CPSU Tasmania secretary Thirza White said this demand was due to workers missing out on shifts at their second jobs, and also as recognition for the inconvenience of having to quarantine.
"Many of these workers don't want to work part-time, and they have to take on second jobs," she said.
"If someone is one the frontline and they're exposed to COVID at work, then have to sit for two weeks away from their families in a hotel, they should be paid for every day that they're in quarantine."
The action was only carried out at Launceston, due to the excessive level of disruption that would occur at Hobart International Airport if biosecurity workers walked off the job.
The government has also advertised for biosecurity staff for six weeks via labour hire firms Hays and Searson Buck, but Premier Peter Gutwein could not outline how many additional workers were needed.
Natural Resources and Environment Tasmania - formerly DPIPWE - put out a call last week for internal applications to train as senior biosecurity officers, to start on the job on Wednesday.
The union sent a letter to Mr Gutwein on Sunday raising concerns about conditions for workers in airports, including a shortage of toilets, tearoom facilities and the ability to access enough water.
Mr Gutwein said he disagreed with the union's demand for biosecurity workers to be paid for every day they were in quarantine.
"We've had this discussion in terms of extending contracts out to 12 months.

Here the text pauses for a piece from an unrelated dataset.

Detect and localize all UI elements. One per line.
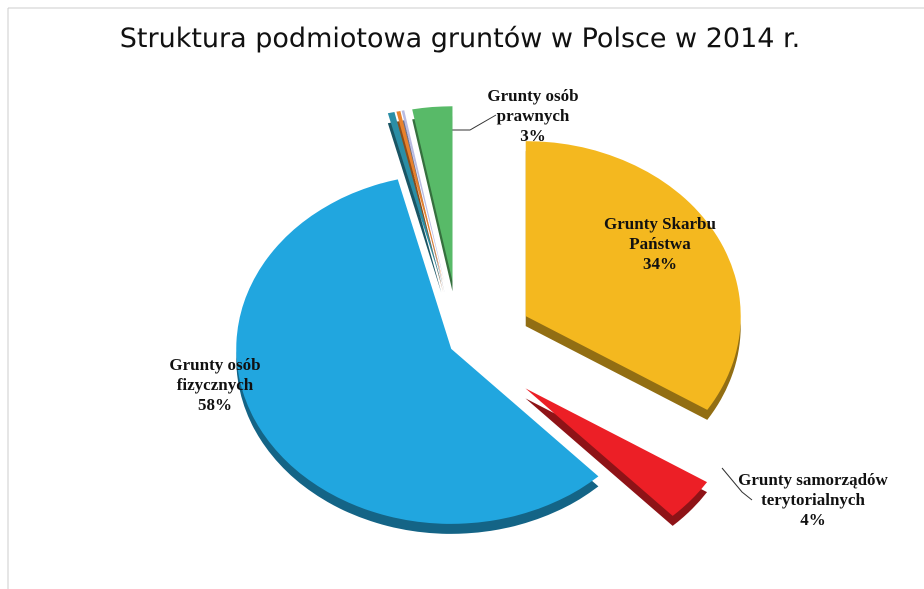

But still, the sticking point [is] in terms of the doubling of part-time wage should they need to go into quarantine," he said.
"What the union is demanding on the eve of our borders opening [is] for those employees that are employed part-time, that should they need to go into a period of quarantine, that they be paid a full-time rate.
"I think that is unreasonable, I think most Tasmanians would view that as unreasonable.
"We don't believe that that's fair, and I think that this is the union very irresponsibly chancing its arm on the eve of the borders opening up."